Millet & Linseed Porridge
Just one of the features of the VF Natural Diet is the Millet & Linseed Porridge. This should really be called Cossack Porridge and was taught me by the late Dorothy Hall, my highly esteemed herbal medicine guru, who also taught us old fashioned nutrition.
The Cossacks ate this porridge and fed it to their horses as well for strength and stamina! Today we feed it to horses to as a cool conditioner, to build muscle tone and top line. It is not for fat ponies or horses with weight problems though. It has a good protein profile, calories from fat not starch (hence a cool conditioner), and high Silica from the millet, to activate Calcium and Magnesium for healthy bones and hooves. But it also is abundant in mucilage which hydrates the gut and the seeds gives the gut a “friendly sweeping” getting rid of accumulated sand, grit, worms (dead & alive) , making it a wonderful drought feed, also an excellent winter feed in colder climes. It is also a proven sand colic preventative and helps to reduce the amount of roughage that you need to feed.
Equal parts French White Millet and Whole Linseeds (aka Flaxseeds). Usually one cup of millet (160 g) to one cup of linseeds (130 g) is a good daily ration for horses from 400 – 550 kg). It must be well boiled with 2 litres of water to the above amounts, until the linseeds break open and release their mucilage and the millet softens a little. The whole thing becomes a gluey mess, which is why it is called porridge, and the horses adore it. Dogs seem to like it too.
It is a pain to cook on the stove as it burns easily and boils over easily, you must start with boiling water, bring it to the boil, then immediately turn down to a simmer, stirring occasionally, this amount will take 45 – 60 minutes on the stove.
Much easier to cook in a slow cooker, also starting with boiling water, cook on high for 5 hours. The time will depend on the amount you are cooking. Handy to have is an electric wall timer, so you can start and finish when it suits you.
You can cook for more than one horse at a time, and you can cook a few days’ worth in advance and keep it in the fridge or freeze meal portions in plastic clip lock bags. If keeping in the fridge best to re-constitute with some boiling water before serving as it can dry out a bit.

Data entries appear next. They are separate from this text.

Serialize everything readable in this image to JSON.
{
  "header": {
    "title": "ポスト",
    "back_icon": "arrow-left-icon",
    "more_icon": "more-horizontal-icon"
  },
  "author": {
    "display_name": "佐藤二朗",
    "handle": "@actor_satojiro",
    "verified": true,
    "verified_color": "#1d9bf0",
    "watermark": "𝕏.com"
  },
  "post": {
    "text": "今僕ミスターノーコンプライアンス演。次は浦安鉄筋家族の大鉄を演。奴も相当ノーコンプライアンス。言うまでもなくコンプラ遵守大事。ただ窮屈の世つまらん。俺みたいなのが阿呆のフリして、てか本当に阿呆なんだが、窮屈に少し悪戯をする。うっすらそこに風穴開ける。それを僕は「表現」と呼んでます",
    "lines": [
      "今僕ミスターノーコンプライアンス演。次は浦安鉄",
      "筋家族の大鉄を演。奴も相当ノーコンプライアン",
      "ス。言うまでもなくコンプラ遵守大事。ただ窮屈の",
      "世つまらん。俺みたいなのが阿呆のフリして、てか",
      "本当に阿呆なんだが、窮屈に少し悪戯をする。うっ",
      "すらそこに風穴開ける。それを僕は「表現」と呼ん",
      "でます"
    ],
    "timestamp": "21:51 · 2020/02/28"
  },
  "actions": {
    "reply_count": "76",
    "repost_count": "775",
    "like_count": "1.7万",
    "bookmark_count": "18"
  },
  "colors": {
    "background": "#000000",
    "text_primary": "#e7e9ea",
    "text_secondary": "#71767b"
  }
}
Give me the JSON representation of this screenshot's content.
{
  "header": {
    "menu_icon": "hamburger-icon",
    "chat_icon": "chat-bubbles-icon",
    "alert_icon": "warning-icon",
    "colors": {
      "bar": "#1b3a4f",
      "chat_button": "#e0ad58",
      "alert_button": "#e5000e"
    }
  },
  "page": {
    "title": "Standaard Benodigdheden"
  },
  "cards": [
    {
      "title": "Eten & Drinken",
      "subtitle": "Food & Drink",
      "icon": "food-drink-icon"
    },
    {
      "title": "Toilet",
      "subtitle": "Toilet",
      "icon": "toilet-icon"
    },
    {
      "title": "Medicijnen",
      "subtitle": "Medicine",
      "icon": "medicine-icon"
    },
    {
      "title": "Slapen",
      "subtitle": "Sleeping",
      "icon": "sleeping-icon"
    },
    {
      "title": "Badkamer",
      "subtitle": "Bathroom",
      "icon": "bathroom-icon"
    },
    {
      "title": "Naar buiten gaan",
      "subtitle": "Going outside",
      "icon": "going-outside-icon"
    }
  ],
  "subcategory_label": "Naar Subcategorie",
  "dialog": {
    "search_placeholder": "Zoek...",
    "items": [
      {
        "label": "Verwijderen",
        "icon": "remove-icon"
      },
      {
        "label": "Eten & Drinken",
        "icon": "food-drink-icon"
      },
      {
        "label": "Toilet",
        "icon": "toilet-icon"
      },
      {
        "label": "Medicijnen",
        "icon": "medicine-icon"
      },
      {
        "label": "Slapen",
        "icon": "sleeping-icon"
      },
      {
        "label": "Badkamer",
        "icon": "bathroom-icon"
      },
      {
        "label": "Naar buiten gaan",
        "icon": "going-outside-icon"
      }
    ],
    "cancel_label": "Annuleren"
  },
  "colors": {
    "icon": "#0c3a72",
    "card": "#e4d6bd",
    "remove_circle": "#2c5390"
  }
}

I know a few people who cook it in large boilers or an old copper during drought.
The only disadvantage of the porridge is that the boiling does evaporate off most of the valuable omega 3 fatty acids in the linseeds, but as that is not the only reason we are feeding it, and because these oils are found in a lot of green grasses, it is not a concern. If the horse in question needs supplementing further then cold pressed linseed oil should also be added to the diet at the rate of 10 ml per 100 kg of bodyweight. In the drought this is a good idea as no green grass, and go up to 20 ml, drizzle over the top of the feed once it is in the feeder.
Because the quality of hay is deteriorating rapidly in this drought, to make it more palatable spray it with a strong solution of molasses, which has always been a drought stand by.
PREVENTING SAND COLIC – CASE HISTORY
I was contacted by one of my clients recently very concerned as one of her horses had been sick with colic for several days and it kept recurring despite veterinary treatment. The horse had been away from her for a month or so while they moved house so had not been getting his regular Millet & Linseed Porridge. The ground was sandy so it was pretty easy to spot the fact that he had sand in his gut, so on my advice she dosed him three times daily with Chamomile Tea and Rescue Remedy and gave him the porridge twice daily as well as oral dosing with 20 ml doses of cold pressed linseed oil twice daily, and immediately he had no more colic. I also advised her to wash one of his manures to check for sand and sure enough there was quite a lot of sand evident.
She also decided it was a great idea to keep on hand my colic remedy Release Chamomile & Valerian Formula (which also has peppermint) so it is an effective first aid remedy against spasmodic, impaction and gas colic.
It is very important to ascertain which colic the horse has so that treatment is tailored. For example oil drenching is only needed if the horse has impaction. I also use cold pressed linseed oil (aka flax oil) for this instead of paraffin oil as it works more quickly and more effectively – mix 300 ml cold pressed linseed oil with 200 ml water for a 500 kg horse. Go up or down depending on the size of the horse.
You can oral syringe the oil 20 ml several times a day to get the oil into the horse if you have to wait for the vet to drench.
WARNING ON QUALITY OF LINSEED OIL & FEEDING CRUSHED LINSEEDS
Do not buy the so called cold pressed linseed oil available in feed stores, as it is NOT cold pressed despite what the label says. It is already rancid and I wouldn’t even use it on their hooves.
If you are in a hurry get it at the health food store (human grade) or buy it online from Proteco (Pressed Purity Range in bladders) or Stoney Creek who have a very good quality natural animal grade one in bulk.
Finally for those who think it is safe to crush linseeds or feed them whole, it is important to note that this advice comes from America where the cyanogenic glycosides have been bred out of the linseed plants. This is not the case in Australia as I have checked with the two biggest growers. These glycosides are toxic to horses and are released from the seed by boiling.